# What Can I Keep in Here?



## Spepper (May 16, 2014)

https://www.flickr.com/photos/114543195@N07/14014866519/https://www.flickr.com/people/114543195@N07/

I picked this up at a thrift store today and was curious what I could put this to good use with.  My first impulse was to use it for breeding crickets as feeders, but then I noticed that the holes on the sides were way too big for that.  So any suggestions on something that _isn't_ a feeder?  I know I'm instantly going to get a bunch of tarantula suggestions, but those aren't really ideal because my family isn't too keen on that and I honestly don't know how I'd react if I was to be bitten.  I do love true spiders and just about anything else though that is reasonably not dangerous.  Also, something that I could possibly find would be great.  I live on the West Coast of the U.S.  Otherwise, cheap-ish inverts I'm open to.   It's about a foot long and 5 3/4" at the highest point of the lid, and 6 1/2" wide.


----------



## Spepper (May 17, 2014)

Bumping it on up.

Hmmm.  Well if you guys don't have any awesome suggestions I might just have to figure it out on my own then.


----------



## The Snark (May 17, 2014)

I'd rule out sloths, capybara, wombats and dingos. That is an awesome looking keeper. A real head scratcher as to what would best be complimented by it. Could you narrow the field by your preferences as arachs, inverts, bones or rocket propelled?


----------



## Spepper (May 17, 2014)

Probably arachnids would be of most interest to me, but I have three large wild-caught darkling beetles that I was also considering rehoming into this in the case of nothing better.  An invert in any case.


----------



## The Snark (May 17, 2014)

With the nice clear walls it would be a shame to cover part of them up with substrate. Should try to take advantage of the visibility. A webber would only occupy one small area so a mobile hunting type would be more interesting. Salticids, Lycos, sparassids, crabs, lynxes, etc, all depending on the amount of maintenance you want to do. None of these pose a health risk.

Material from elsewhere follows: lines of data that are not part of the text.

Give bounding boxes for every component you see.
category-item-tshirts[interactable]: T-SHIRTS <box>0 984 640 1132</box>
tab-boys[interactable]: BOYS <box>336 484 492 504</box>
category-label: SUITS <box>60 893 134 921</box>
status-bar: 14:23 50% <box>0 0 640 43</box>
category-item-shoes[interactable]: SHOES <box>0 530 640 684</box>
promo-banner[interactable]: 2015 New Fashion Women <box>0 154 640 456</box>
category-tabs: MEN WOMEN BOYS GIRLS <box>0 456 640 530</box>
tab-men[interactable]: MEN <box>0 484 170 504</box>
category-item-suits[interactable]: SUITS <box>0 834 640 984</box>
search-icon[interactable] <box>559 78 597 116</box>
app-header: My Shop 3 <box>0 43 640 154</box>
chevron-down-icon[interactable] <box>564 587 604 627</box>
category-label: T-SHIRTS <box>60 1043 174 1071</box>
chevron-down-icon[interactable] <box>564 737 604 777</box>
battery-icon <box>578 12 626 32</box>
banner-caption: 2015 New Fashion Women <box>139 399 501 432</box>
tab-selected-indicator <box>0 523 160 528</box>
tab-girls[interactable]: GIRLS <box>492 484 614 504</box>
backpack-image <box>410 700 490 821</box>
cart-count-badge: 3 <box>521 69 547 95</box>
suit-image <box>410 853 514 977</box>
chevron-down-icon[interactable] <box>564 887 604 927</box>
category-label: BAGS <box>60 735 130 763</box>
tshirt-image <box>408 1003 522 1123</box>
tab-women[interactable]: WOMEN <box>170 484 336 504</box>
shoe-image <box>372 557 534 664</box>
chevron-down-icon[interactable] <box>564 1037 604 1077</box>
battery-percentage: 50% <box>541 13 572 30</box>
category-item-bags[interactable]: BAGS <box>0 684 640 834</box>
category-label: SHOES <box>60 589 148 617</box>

If a patrol arach is your interest, take into account their preferred habitat. Jumpers don't care where they go. Plastic walls are fine by them. Other end of spectrum, lynx types demand certain foliage. Crabs can be similar to jumpers, lycos can't climb very well, and sparassids will be slightly challenged by the access port on the top though opening the whole top will often end up in a round up rodeo.


----------



## Spepper (May 17, 2014)

The holes in the sides are too big to keep a Salticid contained.  I've been interested for a while in a large wolf spider or Sparassid of some kind though.  The biggest wolves I have around here are just over an inch long, counting the legs starting at the tips of the back legs and ending at the tips of the front legs.  So they're not that huge, and might be able to escape if they somehow reached the holes.  Wouldn't it be a bit short for a Sparassid though?  Haha, I see you edited the post.  Hmmm.  I don't think my family would be too appreciative of giant spider from another place dashing around the house, so maybe that wouldn't be the best idea there. LOL  I know wolves are nice because they can't really climb, and some of them are really beautiful.  Not to mention fun to feed.


----------



## The Snark (May 17, 2014)

How wide are the vents on the sides? Many jumpers get too porky to do the escape artist gig through small slots. Lycos are cool and do lots of bizarre stuff. A little substrate and you can end up with a morass of strange webs as it landscapes it's hunting grounds. Sparassid keeping is a bit refined as it usually entails not having EEEEW! STOMP IT! homo erectus about. But if they are all archno-fanatics the antics of an escaped heteropoda and their catching attempts can be hilarious. The larger crabs are fascinating - the massive body builder front end muscling it's way around the place with the itty bitty frail granny back legs trying to put on a good show.


----------



## Spepper (May 17, 2014)

My family wouldn't dare stomp any of my critters, but neither would they help me catch an escaped Sparassid. LOL  They don't exactly appreciate my spiders, but they do like that at least they know where they are.   The vents on the sides are between 2/16ths and 4/16ths inch wide.  Do the larger wolf spiders require substrate to make a burrow, or would a little substrate to give them something comfortable to walk on and some hides suffice?  And what about Sparassids?  For some reason I'm under the impression that their care is more like jumpers, although they'd probably appreciate a propped-up piece of bark to rest on.  I'm not particularly attracted to large crab spiders though, probably because of their crazy body preportions, no offense to people that love them for the same reason.


----------



## Quelaag (Jun 2, 2014)

I used to have a keeper like that,  I kept two hermit crabs. I was a kid and my mom didn't like the idea of tarantulas so crabs are a good choice for that situation. They're easy and you can hold them without fear of major injury. Only thing that sucks about these is the display isn't great.


----------



## Chriscent (Jun 14, 2014)

That is a hermit crab enclosure.  It is designed to cover the bottom with aquarium rock and some water.  Then toss in some shells for their butts and some things for them to climb on.  Crabs are funny to watch too, so a good pet.  And they sell an infinite number of painted shells for them to hide/house in.


----------



## Acro (Jun 30, 2014)

Hermit crabs are tree crabs, they need height to climb.  That is certainly not a good enclosure for hermit crabs.
I would suggest keeping the darkling beetles in there. 
Either way, good luck!


----------